I went slowly back down the ladder to the chartroom. Maybe the log book would tell me something. But it was no longer open on the table. I went through to the wheelhouse and was halted momentarily by the sight of a shaggy comber rearing up out of the murk on the port bow, spindrift streaming from its crest. It crashed down on to the iron bulwarks, and then the whole fore part of the ship, all except the mast and derricks, disappeared beneath a welter of white water. It seemed an age before the shape of the bows appeared again, a faint outline of bulwarks rising sluggishly, reluctantly out of the sea.

I hurried down the companion-way and made straight for the captain's cabin.
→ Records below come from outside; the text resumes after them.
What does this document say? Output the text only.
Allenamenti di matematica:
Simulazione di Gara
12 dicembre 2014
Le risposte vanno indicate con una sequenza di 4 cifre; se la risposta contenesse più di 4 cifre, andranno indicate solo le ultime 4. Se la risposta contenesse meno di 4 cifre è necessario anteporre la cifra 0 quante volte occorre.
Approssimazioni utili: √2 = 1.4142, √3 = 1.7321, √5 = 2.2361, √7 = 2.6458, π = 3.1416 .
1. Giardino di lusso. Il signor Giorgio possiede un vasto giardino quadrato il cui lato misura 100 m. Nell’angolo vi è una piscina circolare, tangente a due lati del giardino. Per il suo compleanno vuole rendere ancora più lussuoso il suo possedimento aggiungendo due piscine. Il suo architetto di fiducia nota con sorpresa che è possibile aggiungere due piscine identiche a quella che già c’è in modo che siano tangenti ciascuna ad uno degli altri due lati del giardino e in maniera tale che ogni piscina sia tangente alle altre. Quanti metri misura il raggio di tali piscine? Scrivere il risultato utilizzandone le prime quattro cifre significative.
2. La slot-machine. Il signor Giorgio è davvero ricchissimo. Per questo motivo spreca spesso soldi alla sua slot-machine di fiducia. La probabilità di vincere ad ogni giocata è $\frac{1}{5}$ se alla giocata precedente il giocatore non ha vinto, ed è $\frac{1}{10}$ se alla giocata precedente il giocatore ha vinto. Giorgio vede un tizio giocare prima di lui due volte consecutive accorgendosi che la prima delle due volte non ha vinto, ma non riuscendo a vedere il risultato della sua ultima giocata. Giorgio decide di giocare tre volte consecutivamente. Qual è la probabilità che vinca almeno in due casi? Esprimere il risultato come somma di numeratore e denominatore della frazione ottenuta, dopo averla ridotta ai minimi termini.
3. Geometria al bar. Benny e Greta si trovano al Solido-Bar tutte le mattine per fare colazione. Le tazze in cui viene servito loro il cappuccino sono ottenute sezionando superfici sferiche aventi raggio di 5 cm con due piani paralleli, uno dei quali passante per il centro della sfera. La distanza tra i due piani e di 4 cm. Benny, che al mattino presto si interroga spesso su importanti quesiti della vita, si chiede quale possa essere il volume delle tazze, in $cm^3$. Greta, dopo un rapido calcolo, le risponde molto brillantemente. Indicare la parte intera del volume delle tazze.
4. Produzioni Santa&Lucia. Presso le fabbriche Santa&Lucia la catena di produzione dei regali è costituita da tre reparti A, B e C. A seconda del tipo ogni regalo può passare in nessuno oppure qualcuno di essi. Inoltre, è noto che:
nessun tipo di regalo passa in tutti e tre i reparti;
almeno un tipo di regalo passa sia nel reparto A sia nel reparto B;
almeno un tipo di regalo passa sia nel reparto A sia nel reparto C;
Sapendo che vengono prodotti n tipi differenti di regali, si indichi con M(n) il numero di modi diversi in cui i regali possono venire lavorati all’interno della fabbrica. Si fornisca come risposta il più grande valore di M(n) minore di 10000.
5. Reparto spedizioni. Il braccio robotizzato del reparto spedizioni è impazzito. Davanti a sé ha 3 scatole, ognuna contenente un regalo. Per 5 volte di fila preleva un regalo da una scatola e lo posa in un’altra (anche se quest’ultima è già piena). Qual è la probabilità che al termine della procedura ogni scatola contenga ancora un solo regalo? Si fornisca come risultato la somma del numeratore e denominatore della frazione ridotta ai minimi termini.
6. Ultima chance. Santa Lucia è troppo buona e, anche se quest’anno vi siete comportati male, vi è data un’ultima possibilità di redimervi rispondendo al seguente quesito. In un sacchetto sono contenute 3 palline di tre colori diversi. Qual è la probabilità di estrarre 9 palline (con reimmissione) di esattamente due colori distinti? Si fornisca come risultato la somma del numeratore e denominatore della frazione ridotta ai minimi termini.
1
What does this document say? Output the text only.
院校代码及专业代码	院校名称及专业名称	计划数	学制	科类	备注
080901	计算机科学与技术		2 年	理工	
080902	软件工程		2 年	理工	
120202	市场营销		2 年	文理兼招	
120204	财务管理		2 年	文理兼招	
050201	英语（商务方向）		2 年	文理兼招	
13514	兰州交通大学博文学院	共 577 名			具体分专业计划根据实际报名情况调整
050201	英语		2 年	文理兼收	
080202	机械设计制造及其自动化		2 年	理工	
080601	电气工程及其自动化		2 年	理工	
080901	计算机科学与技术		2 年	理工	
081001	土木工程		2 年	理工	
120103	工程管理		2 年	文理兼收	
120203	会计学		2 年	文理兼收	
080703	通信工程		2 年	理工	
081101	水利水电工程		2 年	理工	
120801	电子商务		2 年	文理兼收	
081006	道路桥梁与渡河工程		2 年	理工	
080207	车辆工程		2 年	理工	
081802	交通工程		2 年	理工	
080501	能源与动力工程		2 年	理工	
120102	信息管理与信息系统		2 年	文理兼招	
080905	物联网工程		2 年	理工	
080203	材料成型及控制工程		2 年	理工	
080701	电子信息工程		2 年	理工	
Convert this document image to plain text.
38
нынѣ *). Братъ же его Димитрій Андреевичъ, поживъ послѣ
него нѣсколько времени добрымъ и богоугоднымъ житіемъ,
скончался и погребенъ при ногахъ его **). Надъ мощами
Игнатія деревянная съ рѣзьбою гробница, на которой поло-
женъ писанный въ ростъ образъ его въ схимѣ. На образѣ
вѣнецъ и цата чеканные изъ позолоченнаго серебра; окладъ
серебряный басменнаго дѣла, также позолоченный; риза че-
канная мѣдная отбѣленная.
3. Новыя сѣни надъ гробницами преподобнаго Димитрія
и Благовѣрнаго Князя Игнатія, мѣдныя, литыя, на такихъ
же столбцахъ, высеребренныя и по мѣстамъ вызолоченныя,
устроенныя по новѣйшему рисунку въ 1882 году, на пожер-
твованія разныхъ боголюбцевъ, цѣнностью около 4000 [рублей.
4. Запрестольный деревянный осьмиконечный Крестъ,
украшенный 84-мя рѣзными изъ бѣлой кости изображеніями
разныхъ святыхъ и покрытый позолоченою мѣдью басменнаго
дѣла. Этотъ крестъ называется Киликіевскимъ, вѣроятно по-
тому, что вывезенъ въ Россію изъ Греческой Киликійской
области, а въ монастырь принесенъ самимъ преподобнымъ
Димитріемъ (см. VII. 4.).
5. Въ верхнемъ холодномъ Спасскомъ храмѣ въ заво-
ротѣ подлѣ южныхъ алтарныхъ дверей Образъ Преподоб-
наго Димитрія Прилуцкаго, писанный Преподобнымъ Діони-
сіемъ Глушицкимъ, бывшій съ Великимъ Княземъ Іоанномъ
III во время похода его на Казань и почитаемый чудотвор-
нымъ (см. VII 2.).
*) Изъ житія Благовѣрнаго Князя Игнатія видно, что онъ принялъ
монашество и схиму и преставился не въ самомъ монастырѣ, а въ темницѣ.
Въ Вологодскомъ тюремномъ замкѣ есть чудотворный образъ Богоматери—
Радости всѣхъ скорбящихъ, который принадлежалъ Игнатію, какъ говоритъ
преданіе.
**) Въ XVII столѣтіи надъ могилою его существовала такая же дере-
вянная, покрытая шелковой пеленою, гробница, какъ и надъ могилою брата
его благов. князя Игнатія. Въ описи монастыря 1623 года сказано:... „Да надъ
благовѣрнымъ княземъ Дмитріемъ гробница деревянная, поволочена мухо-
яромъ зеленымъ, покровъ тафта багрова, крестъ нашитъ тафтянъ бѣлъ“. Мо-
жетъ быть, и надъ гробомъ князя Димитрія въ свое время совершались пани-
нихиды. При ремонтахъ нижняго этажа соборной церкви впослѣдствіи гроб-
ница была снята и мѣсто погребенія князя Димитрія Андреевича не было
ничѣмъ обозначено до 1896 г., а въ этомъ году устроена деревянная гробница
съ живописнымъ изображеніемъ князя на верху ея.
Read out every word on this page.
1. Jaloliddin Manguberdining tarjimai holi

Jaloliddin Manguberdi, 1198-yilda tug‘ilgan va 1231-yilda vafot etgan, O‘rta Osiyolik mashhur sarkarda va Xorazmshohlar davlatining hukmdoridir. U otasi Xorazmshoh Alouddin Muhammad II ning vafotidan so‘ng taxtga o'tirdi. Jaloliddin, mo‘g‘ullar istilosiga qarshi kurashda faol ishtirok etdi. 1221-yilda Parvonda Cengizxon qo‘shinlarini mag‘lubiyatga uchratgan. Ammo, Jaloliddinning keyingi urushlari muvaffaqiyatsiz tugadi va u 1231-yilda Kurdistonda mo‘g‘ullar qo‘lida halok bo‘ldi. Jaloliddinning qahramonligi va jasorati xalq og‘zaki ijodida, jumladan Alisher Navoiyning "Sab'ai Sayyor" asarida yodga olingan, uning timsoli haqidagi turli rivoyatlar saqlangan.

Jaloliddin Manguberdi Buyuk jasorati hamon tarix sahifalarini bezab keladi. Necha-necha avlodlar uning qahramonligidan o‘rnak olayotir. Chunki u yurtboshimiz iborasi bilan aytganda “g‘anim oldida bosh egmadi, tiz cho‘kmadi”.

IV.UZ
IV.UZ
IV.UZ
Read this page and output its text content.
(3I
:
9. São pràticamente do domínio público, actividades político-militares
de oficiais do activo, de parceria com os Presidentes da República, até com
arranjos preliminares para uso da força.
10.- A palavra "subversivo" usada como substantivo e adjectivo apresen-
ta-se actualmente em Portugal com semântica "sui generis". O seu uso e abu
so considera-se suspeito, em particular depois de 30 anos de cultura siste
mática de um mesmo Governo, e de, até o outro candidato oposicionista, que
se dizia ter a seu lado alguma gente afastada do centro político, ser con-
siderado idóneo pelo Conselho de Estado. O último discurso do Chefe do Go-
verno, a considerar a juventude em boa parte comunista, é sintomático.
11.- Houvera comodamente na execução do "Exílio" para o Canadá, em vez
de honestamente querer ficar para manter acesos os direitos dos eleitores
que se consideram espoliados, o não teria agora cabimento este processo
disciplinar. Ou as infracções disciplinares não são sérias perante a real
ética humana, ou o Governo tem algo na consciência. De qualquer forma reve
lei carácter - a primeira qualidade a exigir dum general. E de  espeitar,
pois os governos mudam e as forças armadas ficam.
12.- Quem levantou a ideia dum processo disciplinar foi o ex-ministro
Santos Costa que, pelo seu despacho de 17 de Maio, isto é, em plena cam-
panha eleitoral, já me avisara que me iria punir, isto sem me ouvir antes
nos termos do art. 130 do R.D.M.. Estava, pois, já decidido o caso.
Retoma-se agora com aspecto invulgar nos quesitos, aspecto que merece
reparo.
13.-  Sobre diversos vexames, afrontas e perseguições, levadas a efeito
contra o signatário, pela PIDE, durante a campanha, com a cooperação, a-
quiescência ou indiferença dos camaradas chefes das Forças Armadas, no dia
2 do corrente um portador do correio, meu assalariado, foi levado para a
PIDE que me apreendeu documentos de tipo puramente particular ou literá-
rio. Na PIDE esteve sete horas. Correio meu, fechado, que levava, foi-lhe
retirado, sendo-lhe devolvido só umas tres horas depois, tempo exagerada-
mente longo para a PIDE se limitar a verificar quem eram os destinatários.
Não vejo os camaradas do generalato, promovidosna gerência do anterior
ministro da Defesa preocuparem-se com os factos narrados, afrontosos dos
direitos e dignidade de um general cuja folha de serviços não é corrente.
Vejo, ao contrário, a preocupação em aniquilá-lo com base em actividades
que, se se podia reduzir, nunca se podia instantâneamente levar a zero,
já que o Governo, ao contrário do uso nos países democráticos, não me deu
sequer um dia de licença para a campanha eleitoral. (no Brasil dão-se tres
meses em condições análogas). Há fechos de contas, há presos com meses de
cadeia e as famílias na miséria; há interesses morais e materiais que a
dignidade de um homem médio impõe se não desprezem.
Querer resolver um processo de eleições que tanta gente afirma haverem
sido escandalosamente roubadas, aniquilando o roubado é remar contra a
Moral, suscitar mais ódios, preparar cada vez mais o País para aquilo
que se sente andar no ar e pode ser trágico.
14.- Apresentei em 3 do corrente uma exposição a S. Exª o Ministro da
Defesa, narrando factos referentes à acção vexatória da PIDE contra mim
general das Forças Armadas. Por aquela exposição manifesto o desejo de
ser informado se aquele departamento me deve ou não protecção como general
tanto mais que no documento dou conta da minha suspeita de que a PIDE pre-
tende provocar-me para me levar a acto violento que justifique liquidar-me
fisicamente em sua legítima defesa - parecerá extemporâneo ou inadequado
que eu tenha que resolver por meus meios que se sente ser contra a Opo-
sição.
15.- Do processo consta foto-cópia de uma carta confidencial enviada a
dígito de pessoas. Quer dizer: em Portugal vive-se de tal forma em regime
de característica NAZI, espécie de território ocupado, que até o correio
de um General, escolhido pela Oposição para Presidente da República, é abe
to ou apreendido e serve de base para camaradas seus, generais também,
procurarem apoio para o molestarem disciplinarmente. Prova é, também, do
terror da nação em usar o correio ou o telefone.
But he wasn't there. I tried the saloon and the galley, and then I knew he must be down in the stoke-hold again. There was no doubt in my mind what had to be done. The pumps had to be got going. But there was no light in the engine-room, no sound of coal being shovelled into the furnaces. I shouted from the catwalk, but there was no answer; only the echo of my voice, a small sound lost in the pounding of the waves against the outside of the hull and the swirl of water in the bilges.

I felt a sudden sense of loss, a quite childish sense of loneliness. I didn't want to be alone in that empty ship. I hurried back to his cabin, the need to find him becoming more and more urgent. It was empty, as it had been before. A clang of metal aft sent me pushing through the door to the boat deck, and then I saw him. He was coming towards me, staggering with exhaustion, his eyes staring and his face dead white where he had wiped it clean of sweat and coal dust. All his clothes were black with coal and behind him a shovel slid across the deck. ‘Where have you been?' I cried. ‘I couldn't find you. What have you been doing all this time?'

‘That's my business,' he muttered, his voice slurred with fatigue, and he pushed past me and went into his cabin.